The vertical axis shows the fraction of highly buried residues, while the horizontal axis shows the amino acid names in one-letter code. Image from the tutorial by J.E. Wampler,
For a hydrogen bond to be formed, two electronegative atoms (for example in the case of an alpha-helix the amide N, and the carbonyl O) have to interact with the same hydrogen. The hydrogen is covalently attached to one of the atoms (called the hydrogen-bond donor), but interacts electrostatically with the other atom (the hydrogen bond acceptor, O). In proteins essentially all groups capable of forming H-bonds (both main chain and side chain, independently of whether the residues are within a secondary structure or some other type of structure) are usually H-bonded to each other or to water molecules. Due to their electronic structure, water molecules may accept 2 hydrogen bonds, and donate 2, thus being simultaneously engaged in a total of 4 hydrogen bonds. Water molecules may also be involved in the stabilization of protein structures by making hydrogen bonds with the main chain and side chain groups in proteins and even linking different protein groups to each other. In addition, water is often found to be involved in ligand binding to proteins, mediating ligand interactions with polar or charged side chain- or main chain atoms. It is useful to remember that the energy of a hydrogen bond, depending on the distance between the donor and the acceptor and the angle between them, is in the range of 2-10 kcal/mol.

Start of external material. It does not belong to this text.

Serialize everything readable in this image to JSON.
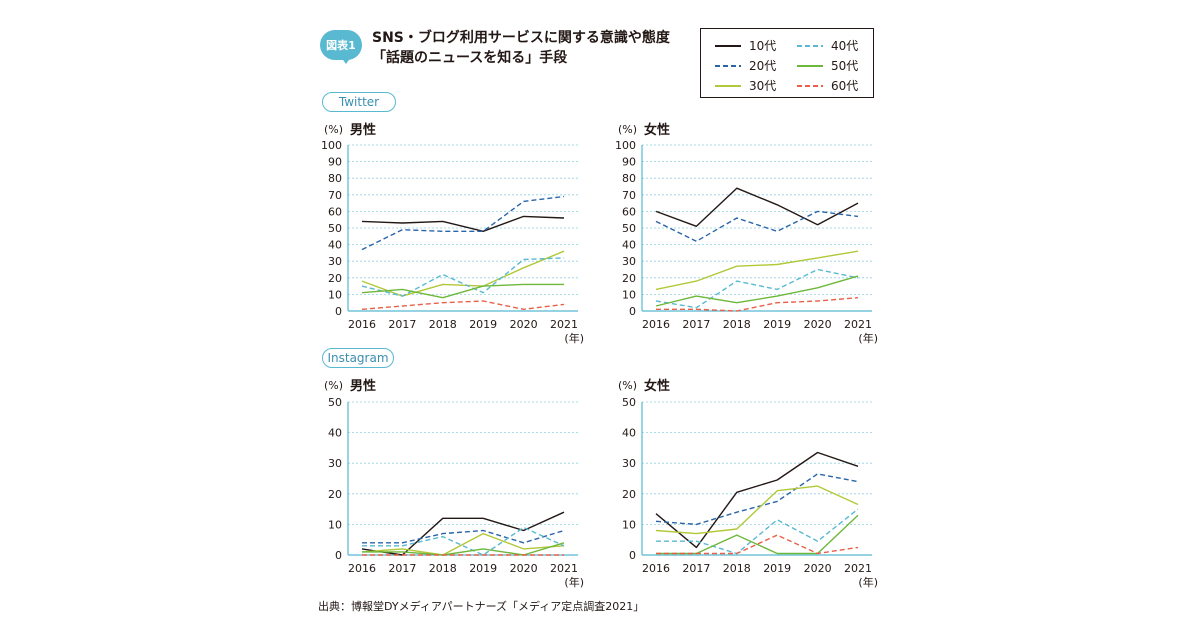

Salt bridges formed by positively and negatively charged amino acids have also been found to be important for the stabilization of protein three-dimensional structure - for example proteins from thermophilic organisms (organisms that live at elevated temperatures, up to 80-90 C, or even higher) often have an extensive network of salt bridges on their surface, which contributes to the thermostability of these proteins, preventing their denaturation at high temperatures.
Being able to recognize the properties of the different amino acids is a valuable skill when making sequence alignments - in this case functional and even structural information can be extracted from the analysis of the conservation pattern within an alignment.